За сотни лет войны сарацины так поработали над скалами, что даже швейцарский пастух дважды подумал бы, стоит ли сюда идти. Воины Бертрана привыкли биться верхом, хотя могли бы, ради славы, вскарабкаться на стены с помощью лестниц или передвижных башен. Но они никогда не согласились бы на долгую, методичную осаду с кирками и лопатами, с канатами и механизмами против неприятеля, скатывающего на них камни и осыпающего стрелами. Бертран рассчитал, что лишь двое из десяти смогут достичь ворот цитадели. Те же расчеты мог провести и каждый его воин.
Он не мог вести осаду по всем правилам военного искусства, он не способен перекрыть все пути в крепость. Не в состоянии узнать, страдает ли неприятель от голода и столкнется ли с этой трудностью в течение года или же будет насмехаться над ним с высоких стен.
Он не мог найти другой путь в крепость. Если какой-нибудь тайный ход и существует, то выяснить это можно, лишь расспросив местных жителей-сарацин. Они, конечно, возьмут золото, а потом выведут войско Бертрана прямо под стрелы защитников крепости.
Он не мог знать точно, каковы настроения в стане неприятеля, а ведь это ключевой момент всякой осады.
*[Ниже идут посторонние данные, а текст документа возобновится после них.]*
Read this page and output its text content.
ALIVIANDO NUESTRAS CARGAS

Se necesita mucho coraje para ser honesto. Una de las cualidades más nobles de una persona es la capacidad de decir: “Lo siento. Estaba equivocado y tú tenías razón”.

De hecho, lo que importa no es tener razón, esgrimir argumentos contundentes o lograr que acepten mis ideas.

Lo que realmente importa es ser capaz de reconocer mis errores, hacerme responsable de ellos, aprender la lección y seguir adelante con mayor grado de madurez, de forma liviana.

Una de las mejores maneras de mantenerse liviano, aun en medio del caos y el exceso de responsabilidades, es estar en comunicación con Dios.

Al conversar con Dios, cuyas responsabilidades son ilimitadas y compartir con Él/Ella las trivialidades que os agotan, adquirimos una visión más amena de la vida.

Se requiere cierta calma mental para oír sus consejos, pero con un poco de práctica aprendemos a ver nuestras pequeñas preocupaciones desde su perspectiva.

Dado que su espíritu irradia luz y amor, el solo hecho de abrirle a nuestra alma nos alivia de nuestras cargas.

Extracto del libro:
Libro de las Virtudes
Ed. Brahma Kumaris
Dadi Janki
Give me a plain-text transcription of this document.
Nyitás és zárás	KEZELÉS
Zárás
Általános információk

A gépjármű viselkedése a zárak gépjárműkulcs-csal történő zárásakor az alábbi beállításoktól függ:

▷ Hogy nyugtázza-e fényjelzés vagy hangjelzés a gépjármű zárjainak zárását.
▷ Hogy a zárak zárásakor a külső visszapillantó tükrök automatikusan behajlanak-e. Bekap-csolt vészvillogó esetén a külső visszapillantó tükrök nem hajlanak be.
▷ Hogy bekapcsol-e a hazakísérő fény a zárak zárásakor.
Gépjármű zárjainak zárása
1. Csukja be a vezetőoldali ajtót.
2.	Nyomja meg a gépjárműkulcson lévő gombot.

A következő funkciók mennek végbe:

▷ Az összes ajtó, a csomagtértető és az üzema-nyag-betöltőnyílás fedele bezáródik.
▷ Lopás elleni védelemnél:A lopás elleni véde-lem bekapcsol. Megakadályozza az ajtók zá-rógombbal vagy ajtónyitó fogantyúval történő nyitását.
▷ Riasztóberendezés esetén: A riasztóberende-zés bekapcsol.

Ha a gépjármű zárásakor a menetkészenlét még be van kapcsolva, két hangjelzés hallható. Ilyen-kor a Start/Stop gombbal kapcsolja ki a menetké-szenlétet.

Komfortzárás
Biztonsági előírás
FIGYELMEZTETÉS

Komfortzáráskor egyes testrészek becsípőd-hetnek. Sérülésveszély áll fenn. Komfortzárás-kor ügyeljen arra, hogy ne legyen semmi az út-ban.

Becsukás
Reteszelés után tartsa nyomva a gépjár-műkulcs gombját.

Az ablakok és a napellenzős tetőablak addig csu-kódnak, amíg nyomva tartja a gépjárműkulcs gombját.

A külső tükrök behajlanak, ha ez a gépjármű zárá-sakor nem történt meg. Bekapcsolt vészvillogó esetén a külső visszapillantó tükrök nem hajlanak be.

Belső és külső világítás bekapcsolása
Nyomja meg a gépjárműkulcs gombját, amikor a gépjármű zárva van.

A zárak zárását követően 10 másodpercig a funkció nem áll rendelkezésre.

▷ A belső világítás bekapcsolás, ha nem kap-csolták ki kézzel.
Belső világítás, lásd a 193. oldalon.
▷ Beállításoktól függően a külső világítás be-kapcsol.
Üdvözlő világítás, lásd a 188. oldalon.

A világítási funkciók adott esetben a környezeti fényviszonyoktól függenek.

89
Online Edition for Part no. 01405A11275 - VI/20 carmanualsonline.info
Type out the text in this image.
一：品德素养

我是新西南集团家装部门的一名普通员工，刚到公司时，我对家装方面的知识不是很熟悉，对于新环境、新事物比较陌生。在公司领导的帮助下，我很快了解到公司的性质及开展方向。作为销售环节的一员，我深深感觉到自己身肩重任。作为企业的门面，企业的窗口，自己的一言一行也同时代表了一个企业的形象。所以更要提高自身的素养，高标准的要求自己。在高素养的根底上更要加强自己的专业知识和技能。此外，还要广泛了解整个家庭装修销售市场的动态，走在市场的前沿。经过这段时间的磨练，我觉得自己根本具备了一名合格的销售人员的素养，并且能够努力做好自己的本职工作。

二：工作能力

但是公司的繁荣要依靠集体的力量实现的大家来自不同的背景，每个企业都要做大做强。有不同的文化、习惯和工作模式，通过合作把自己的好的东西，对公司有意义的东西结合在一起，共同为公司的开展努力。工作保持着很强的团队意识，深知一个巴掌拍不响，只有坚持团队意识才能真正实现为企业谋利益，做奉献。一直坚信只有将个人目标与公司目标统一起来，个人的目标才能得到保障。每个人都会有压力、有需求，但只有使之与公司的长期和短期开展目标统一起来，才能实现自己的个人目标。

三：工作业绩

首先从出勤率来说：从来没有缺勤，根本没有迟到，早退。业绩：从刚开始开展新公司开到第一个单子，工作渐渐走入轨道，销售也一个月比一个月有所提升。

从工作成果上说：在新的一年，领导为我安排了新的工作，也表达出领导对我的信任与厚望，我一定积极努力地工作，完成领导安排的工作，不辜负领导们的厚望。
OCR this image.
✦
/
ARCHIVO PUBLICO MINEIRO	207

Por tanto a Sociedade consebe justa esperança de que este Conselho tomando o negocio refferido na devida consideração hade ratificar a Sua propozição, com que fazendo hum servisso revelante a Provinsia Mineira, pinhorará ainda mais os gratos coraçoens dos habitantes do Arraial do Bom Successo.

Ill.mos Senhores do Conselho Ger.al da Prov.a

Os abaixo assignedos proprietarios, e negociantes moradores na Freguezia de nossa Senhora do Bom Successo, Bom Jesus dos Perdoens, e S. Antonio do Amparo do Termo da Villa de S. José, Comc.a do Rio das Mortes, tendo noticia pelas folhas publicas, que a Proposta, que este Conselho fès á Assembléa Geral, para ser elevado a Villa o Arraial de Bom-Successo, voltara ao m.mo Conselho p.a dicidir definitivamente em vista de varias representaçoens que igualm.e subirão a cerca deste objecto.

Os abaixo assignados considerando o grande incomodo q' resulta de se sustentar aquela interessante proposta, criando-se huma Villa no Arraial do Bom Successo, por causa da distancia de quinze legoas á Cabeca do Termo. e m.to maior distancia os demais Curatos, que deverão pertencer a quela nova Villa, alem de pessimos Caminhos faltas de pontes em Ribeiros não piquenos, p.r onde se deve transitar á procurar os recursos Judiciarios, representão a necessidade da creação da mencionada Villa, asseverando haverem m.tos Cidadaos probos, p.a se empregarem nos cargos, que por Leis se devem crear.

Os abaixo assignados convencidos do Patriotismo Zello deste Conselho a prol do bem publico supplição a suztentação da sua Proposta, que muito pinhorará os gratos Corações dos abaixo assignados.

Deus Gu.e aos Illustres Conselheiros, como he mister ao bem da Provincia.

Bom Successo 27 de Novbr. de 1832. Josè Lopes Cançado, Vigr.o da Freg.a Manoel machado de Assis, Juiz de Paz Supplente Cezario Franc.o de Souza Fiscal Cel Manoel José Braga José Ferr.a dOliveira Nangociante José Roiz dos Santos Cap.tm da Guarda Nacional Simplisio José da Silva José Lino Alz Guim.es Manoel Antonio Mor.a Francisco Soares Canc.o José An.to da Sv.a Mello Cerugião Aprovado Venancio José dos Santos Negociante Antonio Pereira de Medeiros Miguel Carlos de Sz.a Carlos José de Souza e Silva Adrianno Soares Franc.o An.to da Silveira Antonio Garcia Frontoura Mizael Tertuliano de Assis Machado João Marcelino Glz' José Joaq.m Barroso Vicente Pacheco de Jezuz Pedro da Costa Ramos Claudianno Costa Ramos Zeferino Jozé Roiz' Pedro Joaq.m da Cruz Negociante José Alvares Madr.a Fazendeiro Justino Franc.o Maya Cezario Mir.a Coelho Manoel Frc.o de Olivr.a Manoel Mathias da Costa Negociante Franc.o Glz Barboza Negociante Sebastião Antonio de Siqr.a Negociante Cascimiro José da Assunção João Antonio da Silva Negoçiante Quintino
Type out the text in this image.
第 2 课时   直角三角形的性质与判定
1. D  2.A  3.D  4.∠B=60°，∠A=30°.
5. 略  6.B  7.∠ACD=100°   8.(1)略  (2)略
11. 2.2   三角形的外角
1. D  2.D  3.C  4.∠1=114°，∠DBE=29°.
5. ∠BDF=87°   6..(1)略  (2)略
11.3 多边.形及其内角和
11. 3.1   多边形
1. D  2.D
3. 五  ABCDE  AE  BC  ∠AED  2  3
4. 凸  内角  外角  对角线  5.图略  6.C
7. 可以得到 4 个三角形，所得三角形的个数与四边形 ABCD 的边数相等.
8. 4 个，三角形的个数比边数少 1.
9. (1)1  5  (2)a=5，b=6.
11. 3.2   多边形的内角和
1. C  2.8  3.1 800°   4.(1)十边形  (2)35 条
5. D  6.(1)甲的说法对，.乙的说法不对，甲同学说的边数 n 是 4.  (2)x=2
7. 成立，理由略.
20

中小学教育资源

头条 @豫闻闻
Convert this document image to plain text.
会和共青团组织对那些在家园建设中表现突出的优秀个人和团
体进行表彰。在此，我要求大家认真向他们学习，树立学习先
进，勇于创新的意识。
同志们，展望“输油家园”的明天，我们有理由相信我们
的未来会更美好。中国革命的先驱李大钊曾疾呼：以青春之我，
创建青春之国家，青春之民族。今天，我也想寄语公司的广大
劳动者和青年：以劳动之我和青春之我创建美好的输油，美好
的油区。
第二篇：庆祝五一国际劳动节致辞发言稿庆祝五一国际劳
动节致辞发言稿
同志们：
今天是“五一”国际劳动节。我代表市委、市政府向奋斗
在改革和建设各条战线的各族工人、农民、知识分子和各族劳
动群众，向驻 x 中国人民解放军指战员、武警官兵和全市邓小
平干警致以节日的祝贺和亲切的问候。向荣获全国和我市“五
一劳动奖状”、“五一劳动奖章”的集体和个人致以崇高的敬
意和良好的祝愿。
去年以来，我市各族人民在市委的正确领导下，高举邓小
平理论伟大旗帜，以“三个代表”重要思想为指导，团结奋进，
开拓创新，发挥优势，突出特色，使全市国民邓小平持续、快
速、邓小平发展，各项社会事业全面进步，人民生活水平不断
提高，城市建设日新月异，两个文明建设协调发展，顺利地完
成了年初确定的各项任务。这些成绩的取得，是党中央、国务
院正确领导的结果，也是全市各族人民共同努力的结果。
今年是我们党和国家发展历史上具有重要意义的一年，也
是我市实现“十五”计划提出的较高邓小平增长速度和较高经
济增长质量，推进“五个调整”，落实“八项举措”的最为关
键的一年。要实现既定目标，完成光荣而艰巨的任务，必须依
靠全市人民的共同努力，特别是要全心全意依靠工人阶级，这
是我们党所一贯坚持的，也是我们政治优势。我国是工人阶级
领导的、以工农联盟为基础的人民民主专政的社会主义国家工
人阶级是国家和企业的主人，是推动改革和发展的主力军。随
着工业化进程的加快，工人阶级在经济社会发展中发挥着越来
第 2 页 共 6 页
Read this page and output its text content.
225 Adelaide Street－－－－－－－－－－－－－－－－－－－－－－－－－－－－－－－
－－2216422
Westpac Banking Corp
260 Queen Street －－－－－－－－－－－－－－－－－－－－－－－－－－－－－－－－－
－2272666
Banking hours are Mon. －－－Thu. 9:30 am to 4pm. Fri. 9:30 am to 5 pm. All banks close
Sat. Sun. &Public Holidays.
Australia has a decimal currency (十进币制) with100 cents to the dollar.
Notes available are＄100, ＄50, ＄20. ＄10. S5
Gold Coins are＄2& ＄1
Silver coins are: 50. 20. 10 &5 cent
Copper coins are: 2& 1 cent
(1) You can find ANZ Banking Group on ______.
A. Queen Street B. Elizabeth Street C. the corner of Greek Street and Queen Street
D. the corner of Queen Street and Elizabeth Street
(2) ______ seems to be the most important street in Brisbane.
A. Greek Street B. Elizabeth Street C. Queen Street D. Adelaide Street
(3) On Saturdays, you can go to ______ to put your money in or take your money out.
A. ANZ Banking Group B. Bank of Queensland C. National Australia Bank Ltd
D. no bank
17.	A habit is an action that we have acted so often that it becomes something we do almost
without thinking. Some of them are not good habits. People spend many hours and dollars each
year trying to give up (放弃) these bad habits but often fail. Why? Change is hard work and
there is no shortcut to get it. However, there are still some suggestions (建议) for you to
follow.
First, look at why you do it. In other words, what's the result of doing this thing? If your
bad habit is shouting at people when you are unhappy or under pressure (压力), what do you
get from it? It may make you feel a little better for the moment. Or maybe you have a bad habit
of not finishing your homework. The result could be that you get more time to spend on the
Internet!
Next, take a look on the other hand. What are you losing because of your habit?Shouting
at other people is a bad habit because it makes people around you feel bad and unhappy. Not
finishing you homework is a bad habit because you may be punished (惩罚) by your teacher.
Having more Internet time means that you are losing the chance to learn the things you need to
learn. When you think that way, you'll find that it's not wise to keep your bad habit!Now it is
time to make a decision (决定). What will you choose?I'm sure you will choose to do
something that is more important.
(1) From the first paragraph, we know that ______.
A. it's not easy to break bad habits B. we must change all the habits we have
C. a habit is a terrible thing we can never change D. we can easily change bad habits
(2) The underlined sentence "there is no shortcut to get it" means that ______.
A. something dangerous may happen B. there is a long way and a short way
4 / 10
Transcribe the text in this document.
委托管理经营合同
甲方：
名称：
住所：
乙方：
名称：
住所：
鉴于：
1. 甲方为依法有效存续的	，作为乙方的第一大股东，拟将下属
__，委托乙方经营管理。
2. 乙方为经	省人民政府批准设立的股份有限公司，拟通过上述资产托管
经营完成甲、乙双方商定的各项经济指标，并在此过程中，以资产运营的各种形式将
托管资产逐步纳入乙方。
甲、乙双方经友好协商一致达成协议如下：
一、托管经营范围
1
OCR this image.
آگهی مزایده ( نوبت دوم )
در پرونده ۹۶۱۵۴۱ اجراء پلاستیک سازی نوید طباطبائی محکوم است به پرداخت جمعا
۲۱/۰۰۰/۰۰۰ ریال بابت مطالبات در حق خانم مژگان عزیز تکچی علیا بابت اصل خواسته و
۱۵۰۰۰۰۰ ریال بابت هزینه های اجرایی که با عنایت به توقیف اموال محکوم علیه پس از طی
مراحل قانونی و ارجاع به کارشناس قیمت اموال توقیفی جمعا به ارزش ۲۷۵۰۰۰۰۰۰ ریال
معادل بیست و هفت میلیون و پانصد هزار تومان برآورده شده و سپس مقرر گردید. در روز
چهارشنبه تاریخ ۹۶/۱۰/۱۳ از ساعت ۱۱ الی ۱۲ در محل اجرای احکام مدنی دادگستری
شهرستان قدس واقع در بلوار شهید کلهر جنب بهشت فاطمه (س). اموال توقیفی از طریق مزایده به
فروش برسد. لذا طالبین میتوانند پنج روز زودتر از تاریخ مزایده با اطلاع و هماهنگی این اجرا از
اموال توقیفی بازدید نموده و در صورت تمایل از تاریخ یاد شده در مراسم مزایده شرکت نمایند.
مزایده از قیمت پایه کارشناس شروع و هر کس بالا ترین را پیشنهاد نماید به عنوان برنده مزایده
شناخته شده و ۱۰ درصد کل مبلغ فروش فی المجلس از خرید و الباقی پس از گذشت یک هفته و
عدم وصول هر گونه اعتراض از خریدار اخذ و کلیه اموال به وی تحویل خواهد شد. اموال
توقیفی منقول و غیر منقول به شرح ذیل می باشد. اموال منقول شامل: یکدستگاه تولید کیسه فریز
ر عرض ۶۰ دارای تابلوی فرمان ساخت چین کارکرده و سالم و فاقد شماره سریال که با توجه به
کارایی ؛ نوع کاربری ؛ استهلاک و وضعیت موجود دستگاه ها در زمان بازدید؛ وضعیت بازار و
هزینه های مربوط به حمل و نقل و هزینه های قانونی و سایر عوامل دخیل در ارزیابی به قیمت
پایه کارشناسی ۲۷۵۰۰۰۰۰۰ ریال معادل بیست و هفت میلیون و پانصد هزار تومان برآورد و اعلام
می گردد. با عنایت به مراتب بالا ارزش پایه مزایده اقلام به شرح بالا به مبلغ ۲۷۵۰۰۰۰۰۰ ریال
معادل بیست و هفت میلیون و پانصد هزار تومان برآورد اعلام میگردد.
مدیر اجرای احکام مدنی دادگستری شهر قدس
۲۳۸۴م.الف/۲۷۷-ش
Он мог лишь предполагать, что шейх Синан со своими гашишиинами не слишком-то озабочен присутствием христиан в долине.
Так думал Бертран дю Шамбор на исходе утра третьего дня осады, сидя в своем шатре и считая оставшиеся деньги и дни осады. Его людей такое положение вещей вполне устраивает: они кормят лошадей, точат клинки, смазывают маслом кольчуги и поедают рацион. Так все и будет, пока не выйдет весь провиант и не кончатся динары. А тогда его люди попросту уйдут.
И что дальше? С чем останется он, Бертран?
Первый человек умер в полночь.
Бертран поспорил со своим хирургом относительно точного времени смерти. Врач отмечал черноту крови вокруг раны на шее Торвальда де Хафло, окостенелость конечностей, фиолетовые пятна на ногах, которые считал следствием разлития крови.
Бертран же доказывал, что это невозможно – ведь в полночь в лагере все спят. Все, кроме часовых. Если бы какой-нибудь сарацин проник в лагерь и нанес сэру Торвальду несколько ножевых ударов, вся долина проснулась бы от шума и пронзительных воплей. Вероятно, все произошло раньше, говорил Бертран, когда воины были заняты картами и выпивкой. Или позже, когда они просыпались, лязгая доспехами.